The KUKA grasping environment has a very sparse reward, and the TF Agents PPO may not find a suitable policy. Using Evolution Strategies works OK, see http://blog.otoro.net/2017/11/12/evolving-stable-strategies/ The code is released, including a pretrained model for KUKA grasping: https://github.com/hardmaru/estool/
If you want to use PPO, you may need to extend it with a more fancy exploration strategy or other ideas (create some curriculum, starting with states closer to a successful grasp, and gradually make the trajectories longer, starting further away)
Just to confirm, is the discrete version of KUKA working correctly now? In other words, is it possible to be trained with any algorithm, no matter if ES or RL (possibly assuming some advanced exploration for RL, demonstrations or curriculum)? Was not sure because it is still flagged in the documentation. Thanks!
I haven't tried solving the discrete version of the KUKA grasping (kukaGymEnv), the continuous version is solved with ES. Note that there is another newer environment, KukaDiverseObjectEnv that is more interesting. Again, I think it was only tested with continuous actions.
Please let us know if you experiment with the discrete version.
Thanks, I will try and report results!
train_kuka_cam_grasping.py seems to fail to converge as well. Will there be update anytime soon?
I would recommend looking into this implementation: https://github.com/google-research/google-research/tree/master/dql_grasping It is derived from this Kuka grasping prototype. (https://twitter.com/ericjang11/status/1083805919698276352)

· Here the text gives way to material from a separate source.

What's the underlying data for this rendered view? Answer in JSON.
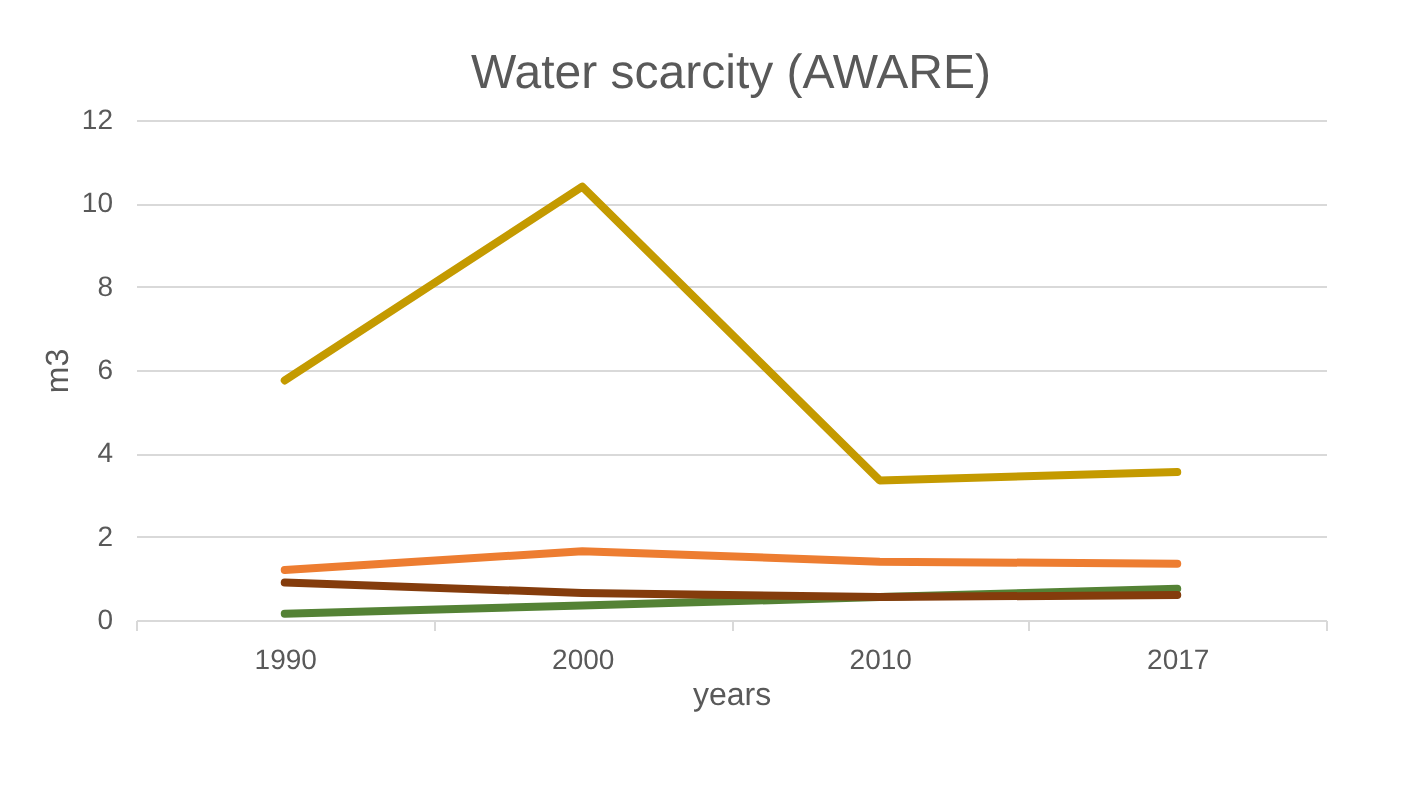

Thanks. That is really helpful. By taking a look at the environment proposed by Google research, I find there is not much difference between that environment and the original one, only some difference in the parameters such as the allowed range of actual end effector positions. Also, it calls stepSimulation() 200 times after applying action instead of doing stepSimulation() only once. As for the reward, it uses binary reward only, which seems to be weaker. Maybe these small details really count.
Maybe these small details really count.
Yes, small details matter a lot. Unfortunately, such small details are not mentioned in papers.
Would it be possible to train the diverse kuka environment with OpenAI's implementation of HER as given in Baselines?
I have a working A2C for kuka grasping. Please contact me if interested. culurciello@gmail.com
Also have imitation learning for kuka - am looking for collaborators to build a decent curriculum please contact me culurciello@gmail.com
how much time I need to wait until the train_kuka_grasping.py in bullet3/examples/pybullet/gym/pybullet_envs/baselines it's complete?